Interpretive Summary: Complex conditions like obesity and type 2 diabetes result from a combination of factors that include both genetics and environment. A gene called Transcription factor 7 like 2 (TCF7L2) has been shown to be associated with type 2 diabetes in many populations, but its association with obesity is less consistent. In some cases, associations between genetic variants and health conditions like obesity can be ameliorated by particular dietary conditions, such as adherence to a Mediterranean Dietary pattern. We refer to this result as a gene-diet interaction. In the current study, we investigated the relationships between two well-established TCF7L2 variants and Mediterranean Diet adherence for body weight and waist circumference in 1,120 participants (45-75 years old) of the Boston Puerto Rican Health Study. We found a significant gene by diet interaction between the genetic variants and adherence to a Mediterranean-like diet. Thus, among people with a high MedDiet score (representing high adherence to this dietary pattern), those carrying the high risk genetic variants had similar body weight and waist size compared to people without the high risk genetic variants. Results from this study suggested that adherence to a MedDiet can offset a genetic predisposition towards obesity. The long-term objective of gene-diet interaction studies such as this one is to more effectively prevent obesity through the development of tailored dietary recommendations that are based on the genetic background of the individual.

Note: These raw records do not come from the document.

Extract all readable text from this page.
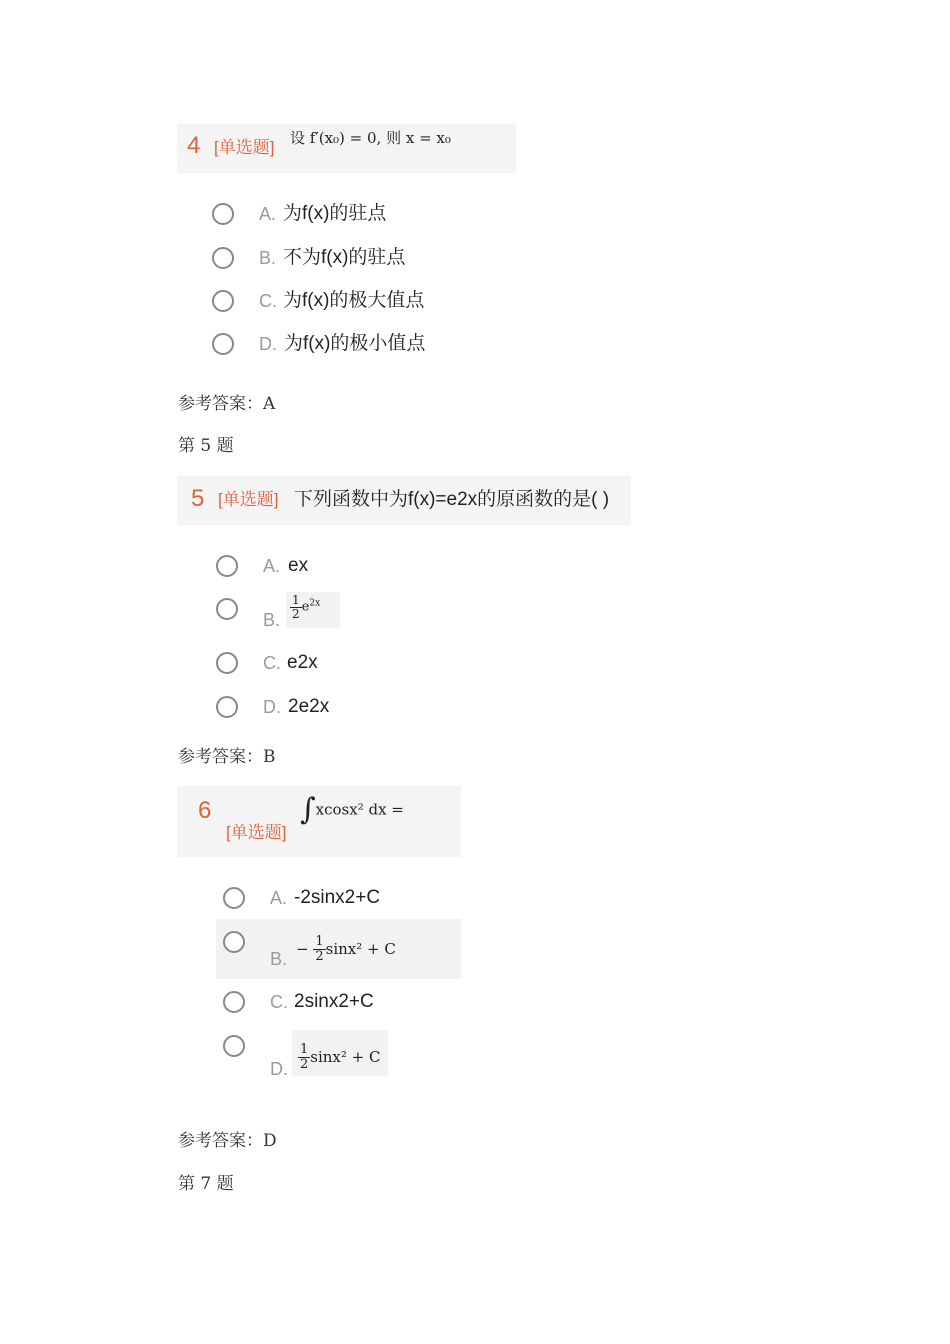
4 [单选题] 设 f′(x₀) = 0, 则 x = x₀
A. 为f(x)的驻点
B. 不为f(x)的驻点
C. 为f(x)的极大值点
D. 为f(x)的极小值点
参考答案：A
第 5 题
5 [单选题] 下列函数中为f(x)=e2x的原函数的是( )

A. ex
B. $\frac{1}{2} e^{2x}$
C. e2x
D. 2e2x
参考答案：B
6
[单选题]
∫xcosx² dx =
A. -2sinx2+C
B. − $\frac{1}{2} \sin x^2 + C$
C. 2sinx2+C
D. $\frac{1}{2} \sin x^2 + C$
参考答案：D
第 7 题
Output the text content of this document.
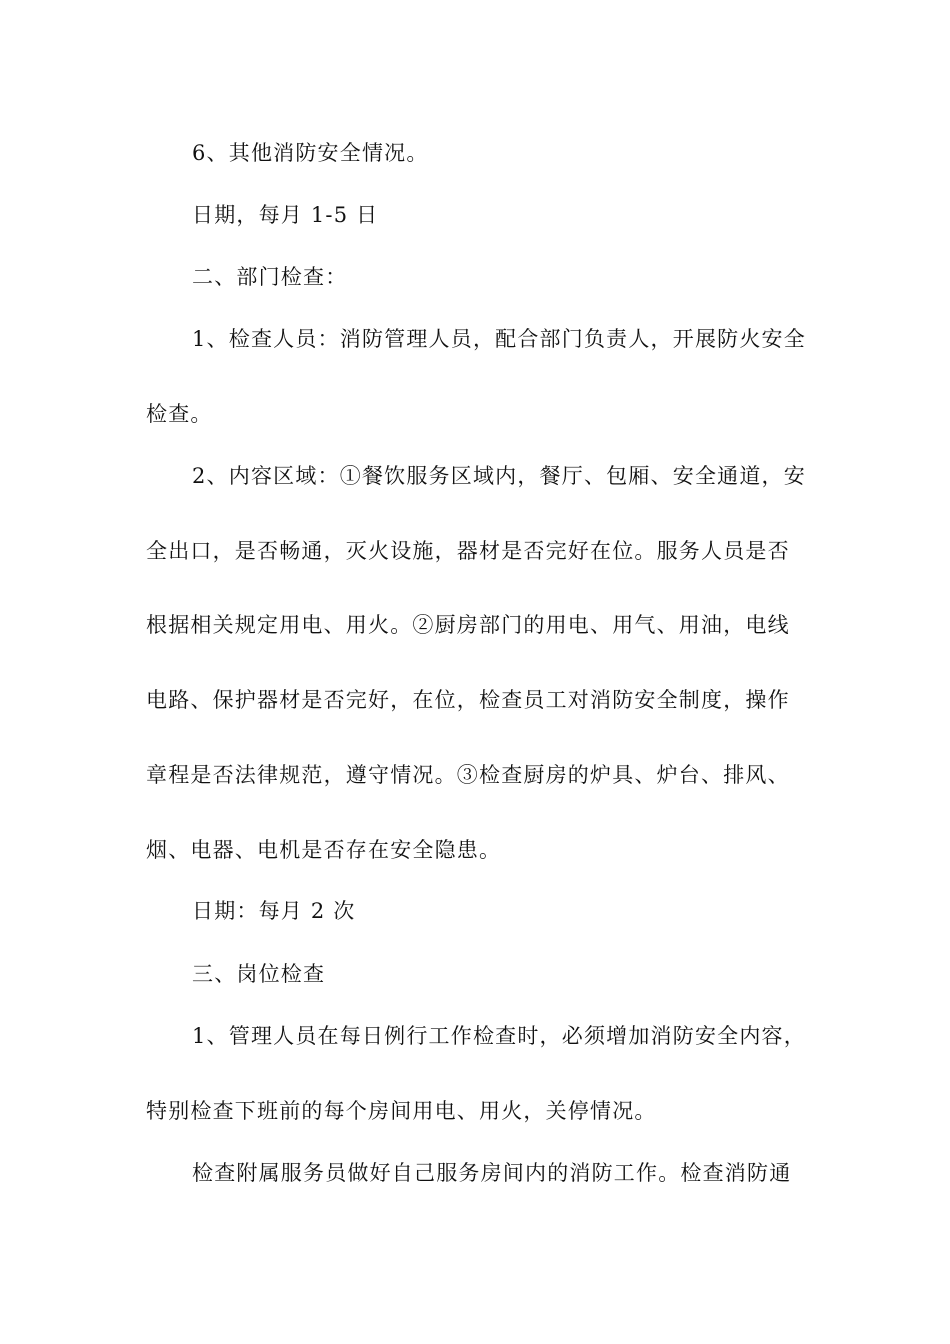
6、其他消防安全情况。
日期，每月 1-5 日
二、部门检查：
1、检查人员：消防管理人员，配合部门负责人，开展防火安全
检查。
2、内容区域：①餐饮服务区域内，餐厅、包厢、安全通道，安
全出口，是否畅通，灭火设施，器材是否完好在位。服务人员是否
根据相关规定用电、用火。②厨房部门的用电、用气、用油，电线
电路、保护器材是否完好，在位，检查员工对消防安全制度，操作
章程是否法律规范，遵守情况。③检查厨房的炉具、炉台、排风、
烟、电器、电机是否存在安全隐患。
日期：每月 2 次
三、岗位检查
1、管理人员在每日例行工作检查时，必须增加消防安全内容，
特别检查下班前的每个房间用电、用火，关停情况。
检查附属服务员做好自己服务房间内的消防工作。检查消防通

Technical Abstract: Background: Transcription factor 7 like 2 (TCF7L2) genetic variants that predispose to type 2 diabetes (T2D) show inconsistent associations with anthropometric markers. Interaction between TCF7L2 genotypes and dietary factors may resolve these observations. Objective: We aimed to examine the potential modulation of TCF7L2-rs7903146 and rs12255372 on anthropometric markers by a Mediterranean diet (MedDiet). Methods: Cross-sectional analysis was done in 1,120 participants (45-75y) of the Boston Puerto Rican Health Study. Anthropometric parameters were measured, and polymorphisms were genotyped using standardized protocols. Diet was assessed using a validated food frequency questionnaire. The MedDiet was defined based on adherence to nine food and nutrient components using sex-specific population-based median cutoffs; high adherence was defined as meeting >/=4 components. Haplotypes were tested for association with obesity traits, independently and in interaction with MedDiet. Results: TCF7L2 rs7903146 showed significant interaction with MedDiet influencing BMI, weight, and waist circumference. The T risk-allele carriers (CT+TT) with high MedDiet score had lower weight (77.3 +/- 1.0 vs. 80.9 +/- 1.0 Kg; P=0.013) and waist circumference (99.2 +/- 0.9 vs. 102.2 +/- 0.9 cm; P=0.021), when compared to CC participants. At a low MedDiet score there were no significant differences between genotypes. For TCF7L2-rs12255372, we found significant interactions with MedDiet for weight (P-interaction = 0.034) and BMI (P-interaction = 0.036). The T allele carriers with a higher MedDiet score showed a trend of lower BMI, weight, and waist circumference, but no significant differences when compared to CC participants. We found significant interactions between two risk-carrying haplotypes and MedDiet compared to the common haplotype, with lower BMI (P-interaction = 0.024), weight (P-interaction = 0.019), and waist circumference (P-interaction = 0.042) at high MedDiet score. Conclusions: Puerto Ricans with the TCF7L2-rs7903146 and rs12255372 T2D risk genotypes had better anthropometric profiles when adhering to a MedDiet, suggesting that this diet may offset unfavorable predisposition.